So back to the lesson, and that's why we didn't get much of Chapt. 4 read.
I started the older boy on learning to use Google Maps or MapQuest to find out how to get from here to there. I like MapQuest better these days, though I always used to like Google Maps. I told him this, and he tried both and agreed. I don't know why they "improved" Google Maps and now it can't do what it used to. There's no telling what's in people's minds sometimes.
So the boy was interested in the routes and times it'd take to get from his school to the restaurant, and he looked at "walking," "driving," and "biking." He asked if they had one for running, and I said they didn't, but if he could run the whole way, it might be something like the biking one. It's a mile, and I asked him if he could run a mile without stopping, and he thought he couldn't. Also, he has to get to his violin lesson in 20 minutes, and the biking option said 18 minutes. He said he'd need time to catch his breath after running a mile, so he doubted he could make his lesson on time. Maybe this isn't making deliveries for the restaurant, but calculating the time it takes to get from here to there is a start, and this was something he chose, so he was very interested in how it worked and finding the answers.
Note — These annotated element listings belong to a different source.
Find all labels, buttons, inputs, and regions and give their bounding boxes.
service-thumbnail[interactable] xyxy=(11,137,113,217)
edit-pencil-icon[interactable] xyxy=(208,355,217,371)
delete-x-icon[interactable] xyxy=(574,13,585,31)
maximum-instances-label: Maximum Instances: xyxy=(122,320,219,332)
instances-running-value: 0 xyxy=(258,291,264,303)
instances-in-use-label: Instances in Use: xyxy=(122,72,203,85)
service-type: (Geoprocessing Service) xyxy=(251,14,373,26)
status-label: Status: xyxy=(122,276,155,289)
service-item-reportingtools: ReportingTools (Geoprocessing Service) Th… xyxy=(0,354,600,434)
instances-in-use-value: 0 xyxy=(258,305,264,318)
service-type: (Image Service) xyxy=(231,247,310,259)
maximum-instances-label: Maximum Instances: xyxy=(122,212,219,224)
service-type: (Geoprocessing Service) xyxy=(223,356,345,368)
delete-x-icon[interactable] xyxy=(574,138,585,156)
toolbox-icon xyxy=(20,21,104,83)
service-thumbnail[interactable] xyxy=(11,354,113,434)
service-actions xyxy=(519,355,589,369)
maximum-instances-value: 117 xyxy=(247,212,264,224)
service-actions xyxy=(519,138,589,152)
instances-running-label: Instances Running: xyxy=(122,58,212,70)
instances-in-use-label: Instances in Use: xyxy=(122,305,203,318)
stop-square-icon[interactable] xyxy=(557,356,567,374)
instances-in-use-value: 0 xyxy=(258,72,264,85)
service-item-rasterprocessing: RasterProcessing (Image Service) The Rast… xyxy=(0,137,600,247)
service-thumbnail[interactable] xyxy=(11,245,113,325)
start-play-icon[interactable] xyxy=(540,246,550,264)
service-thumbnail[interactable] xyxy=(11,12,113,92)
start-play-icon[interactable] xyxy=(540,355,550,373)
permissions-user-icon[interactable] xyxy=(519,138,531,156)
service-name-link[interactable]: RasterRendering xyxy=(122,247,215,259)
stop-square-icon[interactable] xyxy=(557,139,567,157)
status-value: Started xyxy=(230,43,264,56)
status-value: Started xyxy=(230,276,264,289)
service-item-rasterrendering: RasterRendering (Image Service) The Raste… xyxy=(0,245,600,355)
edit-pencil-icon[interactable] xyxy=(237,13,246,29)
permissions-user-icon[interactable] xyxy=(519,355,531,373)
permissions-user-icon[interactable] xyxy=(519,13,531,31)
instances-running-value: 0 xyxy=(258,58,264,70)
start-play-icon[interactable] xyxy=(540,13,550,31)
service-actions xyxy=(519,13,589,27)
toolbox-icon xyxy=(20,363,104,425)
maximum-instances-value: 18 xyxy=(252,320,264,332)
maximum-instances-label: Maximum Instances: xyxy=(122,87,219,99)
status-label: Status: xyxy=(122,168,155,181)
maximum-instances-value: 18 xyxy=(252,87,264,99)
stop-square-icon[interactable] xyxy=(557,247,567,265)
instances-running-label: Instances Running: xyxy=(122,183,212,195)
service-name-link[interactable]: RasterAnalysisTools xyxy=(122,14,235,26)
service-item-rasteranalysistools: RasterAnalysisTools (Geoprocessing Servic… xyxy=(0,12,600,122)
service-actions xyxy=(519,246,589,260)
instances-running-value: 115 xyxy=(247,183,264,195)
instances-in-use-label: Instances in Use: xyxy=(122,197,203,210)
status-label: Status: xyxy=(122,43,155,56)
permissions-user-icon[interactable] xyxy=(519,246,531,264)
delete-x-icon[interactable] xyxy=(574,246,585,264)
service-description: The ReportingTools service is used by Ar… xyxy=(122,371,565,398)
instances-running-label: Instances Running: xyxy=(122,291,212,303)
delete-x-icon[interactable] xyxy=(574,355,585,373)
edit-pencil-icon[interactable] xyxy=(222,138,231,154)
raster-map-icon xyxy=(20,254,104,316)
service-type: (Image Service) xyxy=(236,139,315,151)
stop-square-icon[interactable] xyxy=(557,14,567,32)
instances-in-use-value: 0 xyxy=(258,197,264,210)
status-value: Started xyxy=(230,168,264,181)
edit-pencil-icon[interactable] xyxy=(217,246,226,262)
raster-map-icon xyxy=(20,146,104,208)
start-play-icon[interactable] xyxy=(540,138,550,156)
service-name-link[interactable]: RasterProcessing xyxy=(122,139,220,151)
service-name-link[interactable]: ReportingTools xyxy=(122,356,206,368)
Next time, I looked up 5 Ithaca addresses in the phone book at random and he will have to find out how to get from the new restaurant location to them and write down the directions. With my help, of course.
Did I mention it? The restaurant is moving a few blocks away to a new location! It's been a big thing for the kids' parents. They are renting the place they have now, but bought property to open their restaurant, since the property they're renting may be torn down in a year or so for new buildings. And they have had complaints about the landlord not fixing things and the old restaurant equipment, so the kids' mom ordered all new stoves and such, and they are opening at their new location next week! It's been a long haul and an expense, but I think they will be happier having control over their own property. They have gone through so much getting the place ready. It's not just the fixing up of the building, but things like the EPA wanting soil analysis because it used to be a car dealership. (Thousands of dollars for that.) Then they had some professionals come paint parking lines in the parking areas outside, plus a handicapped spot with the proper symbol in blue. (Over a thousand for that.) And at the last moment, the building inspector said they couldn't open unless their handicapped spot also had a sign! So Thursday, instead of picking his son up from school as usual, the father was off, miles away, buying a sign, which he had to call around to even find out where he could buy one. I got there Thurs. and waited almost an hour for the father to get back with the keys to the house so we could all go there from the restaurant and I could tutor the kids. And the boy never was picked up after school. They had me headed out to get him a half hour late when he showed up because a teacher had driven him home. In the backseat of my car, his mother-in-law was yelling in her cell phone in Chinese at the kids' dad, probably for not getting his son from school. Or maybe for taking the keys with him. I don't know. So we waited in a loading zone with 15-minute parking and the dad finally arrived with the keys.
So you can see that getting the new place ready has been an adventure for the parents, and I just sampled a small part of the frenzy on Thurs. I think the parents have been coping like this for months.